Hello Everyone! As I already mentioned in yesterday’s post, I have a very special recipe for all of you today as today is my Mother’s 55th Birthday! Not only that, it is also my Cousin’s 35th Birthday! A very Happy Birthday to the both of them! Not only do they share the same birthday, but they also share the same-ish name. My mom’s name is Josephine, while my cousin’s name is Joseph; and my mother is also his godmother in both his baptismal and wedding. So yes, these two people are very important to me.
Happy Birthday to my mom Josephine & my cousin Joseph Russell! This is the latest photo that I could find of the two of them. This photograph dates back to December 2012 when my cousin JR got married. Kuya J, payat mo oh! Anyare? Hehehe.
To be completely honest, this cake has given me a lot of headaches to the point where I just had to redo everything again. The plan was to bake it the day before so that it would be in the fridge overnight; that obviously didn’t happened. Something went wrong in the batter; it was very pale and it looked like the batter and the eggs whites separated because when I took them out of the oven, the top half was very airy white the bottom half was cake-y. Since I had quite a tiring day yesterday, I gave up on baking the cake and decided to bake it early the next morning (today). The cake this time went well, I just mixed the batter very well and added some food colouring to bring out the purple a bit more.
However, today my frosting decided that it wanted to wreck havoc. The frosting was actually an experiment, because I wanted to incorporate mango into the cream cheese frosting somehow. The big mistake that I did was that I mixed the mango purée together with the cream cheese and and butter instead of smoothening out the cream cheese and butter first. I ended up with a mess of what looked like really bad scrambled eggs. I tried so hard to save it, but in the end I started all over again. At one point I kind of just had about enough with this cake… But I told myself to carry on because it’s a special cake for my Mom’s Birthday! The flavours were all there, form the cake in the beginning, and even the frosting, but it would’ve ended up looking like a shit cake if I hadn’t redone the whole thing.
Anyway, all mishaps aside, the cake turned out to be pretty good! But what decided to ruin everything yet once again was the weather. It was pitch black and raining when I was about to do the final touches on the cake and I have no natural light to photograph my cake. I am so devastated. It was as if everything was trying to ruin this cake for me… Thank goodness that it was still a little bit bright outside, but I really had to put my ISO up and decrease my shutter speed to get some light!

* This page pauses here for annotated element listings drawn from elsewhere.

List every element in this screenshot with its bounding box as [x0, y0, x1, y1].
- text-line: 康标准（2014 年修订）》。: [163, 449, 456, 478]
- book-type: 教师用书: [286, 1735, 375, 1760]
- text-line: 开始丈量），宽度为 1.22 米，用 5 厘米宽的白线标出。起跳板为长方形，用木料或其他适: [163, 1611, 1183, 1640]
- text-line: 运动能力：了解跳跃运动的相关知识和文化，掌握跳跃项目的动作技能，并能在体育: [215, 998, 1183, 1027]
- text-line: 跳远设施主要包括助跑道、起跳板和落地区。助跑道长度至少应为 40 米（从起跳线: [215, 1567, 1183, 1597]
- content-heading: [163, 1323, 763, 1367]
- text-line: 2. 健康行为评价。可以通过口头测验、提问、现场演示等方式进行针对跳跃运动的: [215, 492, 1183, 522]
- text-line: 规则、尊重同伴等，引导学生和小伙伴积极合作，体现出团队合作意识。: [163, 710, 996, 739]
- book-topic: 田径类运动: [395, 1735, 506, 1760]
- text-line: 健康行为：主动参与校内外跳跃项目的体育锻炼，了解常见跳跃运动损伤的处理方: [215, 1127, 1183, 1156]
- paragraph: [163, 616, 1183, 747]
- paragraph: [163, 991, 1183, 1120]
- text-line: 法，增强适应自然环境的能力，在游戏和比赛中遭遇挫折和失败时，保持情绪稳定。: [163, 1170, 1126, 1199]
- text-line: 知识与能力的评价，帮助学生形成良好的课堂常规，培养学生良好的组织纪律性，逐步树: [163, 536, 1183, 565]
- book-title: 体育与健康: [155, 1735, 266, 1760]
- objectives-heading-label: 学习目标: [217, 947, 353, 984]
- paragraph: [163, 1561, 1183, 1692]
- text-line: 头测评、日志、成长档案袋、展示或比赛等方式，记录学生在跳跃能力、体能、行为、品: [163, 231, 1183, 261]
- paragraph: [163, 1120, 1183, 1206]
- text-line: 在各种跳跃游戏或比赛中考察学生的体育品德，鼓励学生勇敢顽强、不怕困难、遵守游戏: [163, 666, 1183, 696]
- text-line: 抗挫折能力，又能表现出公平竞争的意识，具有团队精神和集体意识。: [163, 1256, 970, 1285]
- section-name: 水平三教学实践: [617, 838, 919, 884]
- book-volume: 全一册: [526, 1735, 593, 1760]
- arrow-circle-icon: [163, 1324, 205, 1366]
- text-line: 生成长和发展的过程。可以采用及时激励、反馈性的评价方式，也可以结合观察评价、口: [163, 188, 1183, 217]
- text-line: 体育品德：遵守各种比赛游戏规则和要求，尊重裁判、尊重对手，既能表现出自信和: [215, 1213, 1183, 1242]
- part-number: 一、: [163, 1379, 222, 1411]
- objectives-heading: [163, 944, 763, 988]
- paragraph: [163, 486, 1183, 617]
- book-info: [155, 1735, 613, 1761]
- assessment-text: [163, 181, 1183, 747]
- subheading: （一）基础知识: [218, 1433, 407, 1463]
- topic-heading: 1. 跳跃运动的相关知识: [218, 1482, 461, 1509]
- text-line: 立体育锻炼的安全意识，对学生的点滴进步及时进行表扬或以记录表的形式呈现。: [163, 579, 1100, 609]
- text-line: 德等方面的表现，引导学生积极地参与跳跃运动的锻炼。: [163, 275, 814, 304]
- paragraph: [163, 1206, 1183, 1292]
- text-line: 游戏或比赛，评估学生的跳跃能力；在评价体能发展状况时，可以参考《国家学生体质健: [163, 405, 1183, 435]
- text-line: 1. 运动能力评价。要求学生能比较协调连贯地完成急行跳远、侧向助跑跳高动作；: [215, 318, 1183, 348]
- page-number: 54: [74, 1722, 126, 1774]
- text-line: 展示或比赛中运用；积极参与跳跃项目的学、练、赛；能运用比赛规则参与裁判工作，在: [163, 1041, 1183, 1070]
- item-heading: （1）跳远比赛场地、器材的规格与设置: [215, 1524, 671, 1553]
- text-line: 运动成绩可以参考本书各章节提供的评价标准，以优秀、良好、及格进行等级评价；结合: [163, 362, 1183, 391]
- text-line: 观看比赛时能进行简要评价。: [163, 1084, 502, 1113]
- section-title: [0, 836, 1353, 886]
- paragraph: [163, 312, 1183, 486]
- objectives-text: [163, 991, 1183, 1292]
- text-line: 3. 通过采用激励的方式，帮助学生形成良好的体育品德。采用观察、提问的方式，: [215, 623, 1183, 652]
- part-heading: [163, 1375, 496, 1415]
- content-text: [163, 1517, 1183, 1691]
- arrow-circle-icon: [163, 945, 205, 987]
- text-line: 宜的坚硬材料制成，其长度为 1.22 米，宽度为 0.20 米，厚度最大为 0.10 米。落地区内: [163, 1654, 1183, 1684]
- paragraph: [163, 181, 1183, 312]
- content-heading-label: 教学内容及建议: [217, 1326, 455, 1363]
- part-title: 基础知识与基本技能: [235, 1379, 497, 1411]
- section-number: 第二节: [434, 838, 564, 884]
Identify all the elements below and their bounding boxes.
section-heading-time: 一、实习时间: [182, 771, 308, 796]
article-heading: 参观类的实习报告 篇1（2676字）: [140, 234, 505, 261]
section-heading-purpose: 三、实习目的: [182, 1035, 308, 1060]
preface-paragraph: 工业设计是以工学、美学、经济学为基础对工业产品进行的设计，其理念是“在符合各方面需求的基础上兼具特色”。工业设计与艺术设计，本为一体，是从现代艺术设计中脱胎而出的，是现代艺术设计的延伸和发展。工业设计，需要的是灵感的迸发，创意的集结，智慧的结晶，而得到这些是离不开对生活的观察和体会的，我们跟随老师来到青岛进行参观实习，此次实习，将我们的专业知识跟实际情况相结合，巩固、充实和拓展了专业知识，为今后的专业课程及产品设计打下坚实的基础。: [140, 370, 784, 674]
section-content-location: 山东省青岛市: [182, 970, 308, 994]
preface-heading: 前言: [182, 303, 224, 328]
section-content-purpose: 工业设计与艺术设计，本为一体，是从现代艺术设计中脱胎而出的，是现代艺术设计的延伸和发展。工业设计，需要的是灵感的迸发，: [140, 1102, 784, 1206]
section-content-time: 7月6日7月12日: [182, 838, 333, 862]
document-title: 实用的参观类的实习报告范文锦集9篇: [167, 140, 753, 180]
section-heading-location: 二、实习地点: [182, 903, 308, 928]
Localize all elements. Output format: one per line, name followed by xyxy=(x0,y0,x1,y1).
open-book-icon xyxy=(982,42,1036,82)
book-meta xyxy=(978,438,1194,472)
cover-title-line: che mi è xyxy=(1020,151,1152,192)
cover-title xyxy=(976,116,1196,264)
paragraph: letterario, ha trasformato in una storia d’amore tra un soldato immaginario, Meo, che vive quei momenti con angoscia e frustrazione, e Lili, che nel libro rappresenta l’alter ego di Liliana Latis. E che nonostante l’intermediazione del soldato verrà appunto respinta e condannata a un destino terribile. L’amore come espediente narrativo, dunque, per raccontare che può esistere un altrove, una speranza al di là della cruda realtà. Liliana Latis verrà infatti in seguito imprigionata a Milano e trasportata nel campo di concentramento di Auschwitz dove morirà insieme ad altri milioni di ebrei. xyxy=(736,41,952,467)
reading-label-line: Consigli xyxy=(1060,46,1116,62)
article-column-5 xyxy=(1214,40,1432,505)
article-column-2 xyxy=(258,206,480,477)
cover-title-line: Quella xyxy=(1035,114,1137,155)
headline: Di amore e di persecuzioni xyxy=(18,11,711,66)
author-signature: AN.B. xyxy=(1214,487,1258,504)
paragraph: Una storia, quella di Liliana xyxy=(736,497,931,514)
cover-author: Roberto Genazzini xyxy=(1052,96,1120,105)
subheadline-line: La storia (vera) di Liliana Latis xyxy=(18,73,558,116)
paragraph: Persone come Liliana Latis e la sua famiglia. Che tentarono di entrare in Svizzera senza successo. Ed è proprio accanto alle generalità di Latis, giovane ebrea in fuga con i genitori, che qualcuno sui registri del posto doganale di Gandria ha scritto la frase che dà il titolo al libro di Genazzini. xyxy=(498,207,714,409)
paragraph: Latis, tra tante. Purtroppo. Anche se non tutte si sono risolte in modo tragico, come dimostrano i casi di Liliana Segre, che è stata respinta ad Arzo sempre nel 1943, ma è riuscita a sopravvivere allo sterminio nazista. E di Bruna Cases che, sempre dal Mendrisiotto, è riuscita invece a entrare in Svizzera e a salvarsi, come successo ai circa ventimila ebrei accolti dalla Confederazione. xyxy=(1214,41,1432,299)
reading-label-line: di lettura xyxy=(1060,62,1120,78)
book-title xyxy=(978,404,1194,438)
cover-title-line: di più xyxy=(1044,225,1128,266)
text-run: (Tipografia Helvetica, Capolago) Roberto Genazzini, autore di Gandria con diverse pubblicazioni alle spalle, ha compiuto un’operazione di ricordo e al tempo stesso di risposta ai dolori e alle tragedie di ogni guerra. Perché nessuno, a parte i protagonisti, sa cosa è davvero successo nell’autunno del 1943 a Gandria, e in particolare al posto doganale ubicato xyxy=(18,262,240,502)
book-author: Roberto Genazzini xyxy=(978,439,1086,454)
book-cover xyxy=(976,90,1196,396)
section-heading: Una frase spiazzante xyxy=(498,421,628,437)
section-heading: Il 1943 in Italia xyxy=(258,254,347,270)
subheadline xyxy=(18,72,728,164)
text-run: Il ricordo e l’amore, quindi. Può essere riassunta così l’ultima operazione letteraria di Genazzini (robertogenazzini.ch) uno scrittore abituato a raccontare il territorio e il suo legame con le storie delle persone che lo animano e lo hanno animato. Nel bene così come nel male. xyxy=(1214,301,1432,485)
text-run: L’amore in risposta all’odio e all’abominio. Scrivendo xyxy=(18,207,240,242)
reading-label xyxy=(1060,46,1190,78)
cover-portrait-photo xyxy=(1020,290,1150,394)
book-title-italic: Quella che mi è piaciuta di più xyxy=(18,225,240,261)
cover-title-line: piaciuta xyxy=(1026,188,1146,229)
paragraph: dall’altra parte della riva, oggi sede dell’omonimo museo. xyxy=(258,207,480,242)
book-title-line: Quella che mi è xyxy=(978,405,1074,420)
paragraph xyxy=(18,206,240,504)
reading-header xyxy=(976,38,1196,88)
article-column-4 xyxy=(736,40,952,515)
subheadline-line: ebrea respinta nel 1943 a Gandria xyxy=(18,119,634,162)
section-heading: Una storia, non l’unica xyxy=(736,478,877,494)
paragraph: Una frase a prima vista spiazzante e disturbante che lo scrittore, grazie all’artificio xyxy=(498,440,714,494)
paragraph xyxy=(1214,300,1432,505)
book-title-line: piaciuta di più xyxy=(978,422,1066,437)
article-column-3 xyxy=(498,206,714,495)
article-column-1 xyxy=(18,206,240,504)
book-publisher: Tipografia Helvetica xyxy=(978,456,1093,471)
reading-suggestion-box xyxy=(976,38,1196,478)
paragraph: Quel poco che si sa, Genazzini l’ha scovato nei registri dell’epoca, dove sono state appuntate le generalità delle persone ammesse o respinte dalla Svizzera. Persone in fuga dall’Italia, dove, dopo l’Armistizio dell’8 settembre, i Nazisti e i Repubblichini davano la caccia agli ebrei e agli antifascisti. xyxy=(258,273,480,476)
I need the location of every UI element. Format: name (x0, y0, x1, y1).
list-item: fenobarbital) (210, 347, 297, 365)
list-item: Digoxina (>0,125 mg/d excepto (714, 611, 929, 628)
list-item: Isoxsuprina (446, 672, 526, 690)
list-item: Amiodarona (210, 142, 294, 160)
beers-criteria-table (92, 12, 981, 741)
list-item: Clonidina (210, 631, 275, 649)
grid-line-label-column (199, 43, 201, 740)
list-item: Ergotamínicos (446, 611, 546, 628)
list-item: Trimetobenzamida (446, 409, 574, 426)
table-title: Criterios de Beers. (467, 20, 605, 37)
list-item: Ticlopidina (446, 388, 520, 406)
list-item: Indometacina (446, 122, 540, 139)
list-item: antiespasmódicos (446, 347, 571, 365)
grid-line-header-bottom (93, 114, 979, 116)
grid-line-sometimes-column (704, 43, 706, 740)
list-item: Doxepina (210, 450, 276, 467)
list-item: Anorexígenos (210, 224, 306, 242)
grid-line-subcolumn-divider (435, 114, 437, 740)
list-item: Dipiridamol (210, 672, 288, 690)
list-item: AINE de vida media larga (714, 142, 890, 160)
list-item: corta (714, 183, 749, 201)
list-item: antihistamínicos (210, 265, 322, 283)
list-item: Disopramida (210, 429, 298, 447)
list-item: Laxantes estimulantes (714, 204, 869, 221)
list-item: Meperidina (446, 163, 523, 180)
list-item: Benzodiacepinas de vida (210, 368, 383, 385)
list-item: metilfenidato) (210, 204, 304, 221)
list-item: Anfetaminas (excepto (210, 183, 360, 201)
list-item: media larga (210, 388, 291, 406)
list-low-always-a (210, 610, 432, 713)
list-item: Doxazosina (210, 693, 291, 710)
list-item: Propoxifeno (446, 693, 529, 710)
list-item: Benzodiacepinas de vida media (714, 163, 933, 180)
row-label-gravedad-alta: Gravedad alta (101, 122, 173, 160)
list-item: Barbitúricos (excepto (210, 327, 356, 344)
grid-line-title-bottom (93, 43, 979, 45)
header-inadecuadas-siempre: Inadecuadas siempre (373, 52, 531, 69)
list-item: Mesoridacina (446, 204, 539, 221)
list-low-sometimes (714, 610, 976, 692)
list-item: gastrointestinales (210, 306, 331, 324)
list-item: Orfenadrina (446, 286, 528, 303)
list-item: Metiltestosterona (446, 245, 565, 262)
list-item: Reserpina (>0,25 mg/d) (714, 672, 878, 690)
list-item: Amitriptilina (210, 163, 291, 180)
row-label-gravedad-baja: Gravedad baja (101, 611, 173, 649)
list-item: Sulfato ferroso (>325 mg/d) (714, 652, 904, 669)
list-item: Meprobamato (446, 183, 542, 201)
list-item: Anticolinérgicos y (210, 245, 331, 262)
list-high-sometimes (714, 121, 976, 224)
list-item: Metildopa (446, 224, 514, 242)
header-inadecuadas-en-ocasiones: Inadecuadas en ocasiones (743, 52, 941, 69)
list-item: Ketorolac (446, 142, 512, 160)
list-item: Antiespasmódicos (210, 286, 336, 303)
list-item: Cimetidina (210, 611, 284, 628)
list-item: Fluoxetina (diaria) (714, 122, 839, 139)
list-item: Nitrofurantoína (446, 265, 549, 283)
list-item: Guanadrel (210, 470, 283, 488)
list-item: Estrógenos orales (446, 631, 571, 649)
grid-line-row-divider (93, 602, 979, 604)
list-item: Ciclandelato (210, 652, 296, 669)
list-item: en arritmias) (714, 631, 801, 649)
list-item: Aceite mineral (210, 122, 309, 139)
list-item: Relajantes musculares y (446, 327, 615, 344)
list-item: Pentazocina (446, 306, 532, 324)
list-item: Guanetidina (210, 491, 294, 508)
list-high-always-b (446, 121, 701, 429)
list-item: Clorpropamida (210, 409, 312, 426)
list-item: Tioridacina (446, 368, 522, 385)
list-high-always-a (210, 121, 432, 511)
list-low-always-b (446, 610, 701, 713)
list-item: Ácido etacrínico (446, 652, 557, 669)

PREP TIME 30 MINS | COOKING TIME 30-35 MINS | SERVES 8-10
For the cake batter
- 2 & 1/2 cups cake flour*
- 1 cup ube (purple yam), cooked and finely grated**
- 1 cup white sugar
- 7 egg yolks, lightly beaten
- 7 egg whites
- 3/4 cup milk
- 1/2 cup corn syrup***
- 1/2 cup vegetable oil
- 3 tsp baking powder
- 1 tsp salt
- 1 tsp vanilla extract
- Blue & red food colouring (optional)
For the frosting
- 1 very ripe mangoes, puréed
- 1 package (250g) cream cheese, softened
- 100g unsalted butter, softened
- 1 cup confectioners’ sugar
*I barely use cake flour, and if you so happen as to not have cake flour in your pantry, you can substitute 1 cup of cake flour with 2 tablespoons of corn flour place into a measuring cup and then filling it with plain flour all the way to the 1 cup mark.
**Place the ube (leaving its skin on) in a pot of boiling water and boil for about 45 minutes to an hour, depending on how big it is, or until tender. Peel off its skin and then grate.
***If you’re like me and you don’t have corn syrup sitting in your pantry because you barely use it anyway, you can substitute corn syrup by dissolving 3/4 cup of granulated sugar in 1/4 cup of boiling water.
- Preheat oven to 165C (325F or gas mark 3). Grease three 8.5-inch cake pans with a little butter and set aside.
- Ube Cake: In a medium-sized bowl, mix together the flour, baking powder, and salt. Set aside.
- Place the grated ube into a large bowl and mix together with the milk and vanilla extract; gradually mix into the ube until it is smooth. Then add in the corn syrup, egg yolks, and oil. Mix together and then add in the flour mixture and mix until smooth. Set aside.
- In another large bowl, beat the egg whites until foamy. Gradually add in the sugar, then red and blue food colouring (optional), while continuing to beat until stiff peaks form.
- Fold in a third of the egg white mixture into the batter, then quickly fold in remaining whites until no streaks remain. Pour batter into prepared pans.
- Bake in the preheated oven for 30 to 35 minutes, or until a toothpick inserted near the centre comes out clean. Cool for 10 minutes before removing the cakes from the pans to wire racks to cool down completely.
- Mango Cream Cheese Frosting: Using an electric handheld mixer, beat the cream cheese, butter, and maple syrup in a small bowl until smooth. Then beat in the confectioners’ sugar, and then fold in the mango purée.
- Assembly: Place one cake layer on a serving plate and trim the tops so that they are level. spread with about 1/4 cup of frosting. Top with the second layer of cake and spread another 1/4 cup of and frosting. Finally, top with the last layer of cake and frost the top and sides of the cake. Decorate with the cake trimmings and store in the fridge before serving. Enjoy!